Whenever a congregation commits to a new project, someone is usually on hand to point out why it cannot be done. The pessimist may be a dedicated Christian with excellent personal character, but he has no vision and thinks that the best way to prevent failure is to avoid risk. On one occasion the apostle Philip is guilty of this negative thinking.
The disciples are with Jesus in a rural area near the Lake of Galilee, where he is teaching a vast throng of people. They are so interested in hearing his words and witnessing his healing miracles that they are reluctant to go into the nearby villages to buy food, even if this means growing hungry and faint. Unwilling to send them away in this weakened condition, Jesus decides to multiply five barley loaves and two small fish, a little boy’s lunch. But first he tests Philip with a question: “How are we to buy bread, so that these people may eat?” (John 6:5).

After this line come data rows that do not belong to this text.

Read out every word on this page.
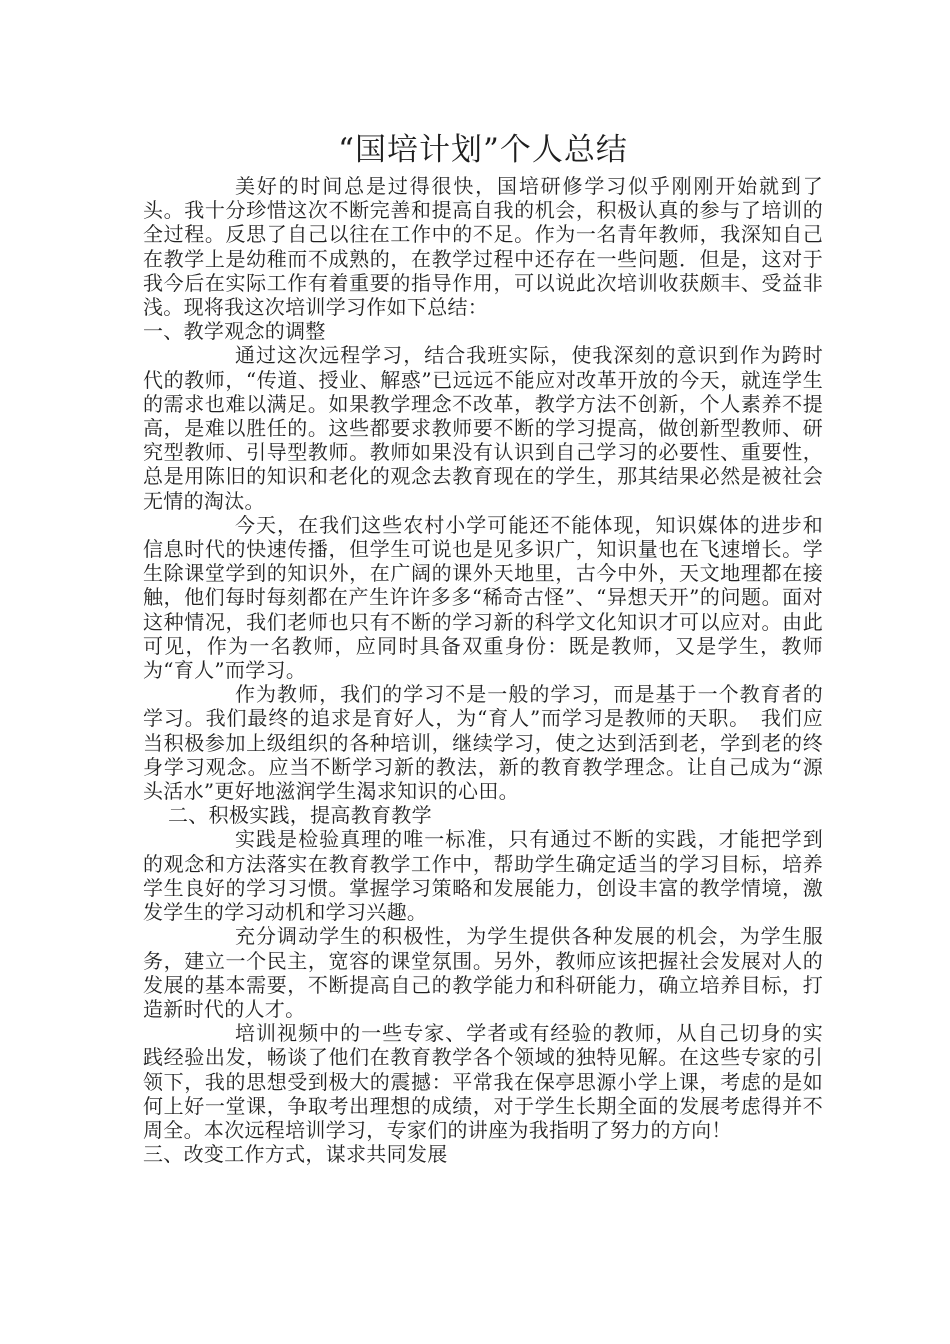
“国培计划”个人总结

美好的时间总是过得很快，国培研修学习似乎刚刚开始就到了头。我十分珍惜这次不断完善和提高自我的机会，积极认真的参与了培训的全过程。反思了自己以往在工作中的不足。作为一名青年教师，我深知自己在教学上是幼稚而不成熟的，在教学过程中还存在一些问题．但是，这对于我今后在实际工作有着重要的指导作用，可以说此次培训收获颇丰、受益非浅。现将我这次培训学习作如下总结：

一、教学观念的调整

通过这次远程学习，结合我班实际，使我深刻的意识到作为跨时代的教师，“传道、授业、解惑”已远远不能应对改革开放的今天，就连学生的需求也难以满足。如果教学理念不改革，教学方法不创新，个人素养不提高，是难以胜任的。这些都要求教师要不断的学习提高，做创新型教师、研究型教师、引导型教师。教师如果没有认识到自己学习的必要性、重要性，总是用陈旧的知识和老化的观念去教育现在的学生，那其结果必然是被社会无情的淘汰。

今天，在我们这些农村小学可能还不能体现，知识媒体的进步和信息时代的快速传播，但学生可说也是见多识广，知识量也在飞速增长。学生除课堂学到的知识外，在广阔的课外天地里，古今中外，天文地理都在接触，他们每时每刻都在产生许许多多“稀奇古怪”、“异想天开”的问题。面对这种情况，我们老师也只有不断的学习新的科学文化知识才可以应对。由此可见，作为一名教师，应同时具备双重身份：既是教师，又是学生，教师为“育人”而学习。

作为教师，我们的学习不是一般的学习，而是基于一个教育者的学习。我们最终的追求是育好人，为“育人”而学习是教师的天职。　我们应当积极参加上级组织的各种培训，继续学习，使之达到活到老，学到老的终身学习观念。应当不断学习新的教法，新的教育教学理念。让自己成为“源头活水”更好地滋润学生渴求知识的心田。

二、积极实践，提高教育教学

实践是检验真理的唯一标准，只有通过不断的实践，才能把学到的观念和方法落实在教育教学工作中，帮助学生确定适当的学习目标，培养学生良好的学习习惯。掌握学习策略和发展能力，创设丰富的教学情境，激发学生的学习动机和学习兴趣。

充分调动学生的积极性，为学生提供各种发展的机会，为学生服务，建立一个民主，宽容的课堂氛围。另外，教师应该把握社会发展对人的发展的基本需要，不断提高自己的教学能力和科研能力，确立培养目标，打造新时代的人才。

培训视频中的一些专家、学者或有经验的教师，从自己切身的实践经验出发，畅谈了他们在教育教学各个领域的独特见解。在这些专家的引领下，我的思想受到极大的震撼：平常我在保亭思源小学上课，考虑的是如何上好一堂课，争取考出理想的成绩，对于学生长期全面的发展考虑得并不周全。本次远程培训学习，专家们的讲座为我指明了努力的方向！

三、改变工作方式，谋求共同发展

Philip fails the Lord’s test. He tells Jesus that “two hundred denarii [“eight months’ wages” (NIV)] would not buy bread enough for each of them to get a little” (John 6:7). To Philip, the thought of feeding 5,000 men (not counting women and children) is ludicrous.
Philip, of course, is forgetting about Jesus. If the Lord wants a work done, he will provide the means. Paul says that “God is able to provide you with every blessing in abundance, so that you may always have enough of everything and may provide in abundance for every good work. […] He who supplies seed to the sower and bread for food will supply and multiply your resources” (2 Cor. 9:8, 10). Therefore, when church leaders with vision propose a bold new program or project, spiritually mature people look for ways to make it happen—not for reasons why it cannot be done.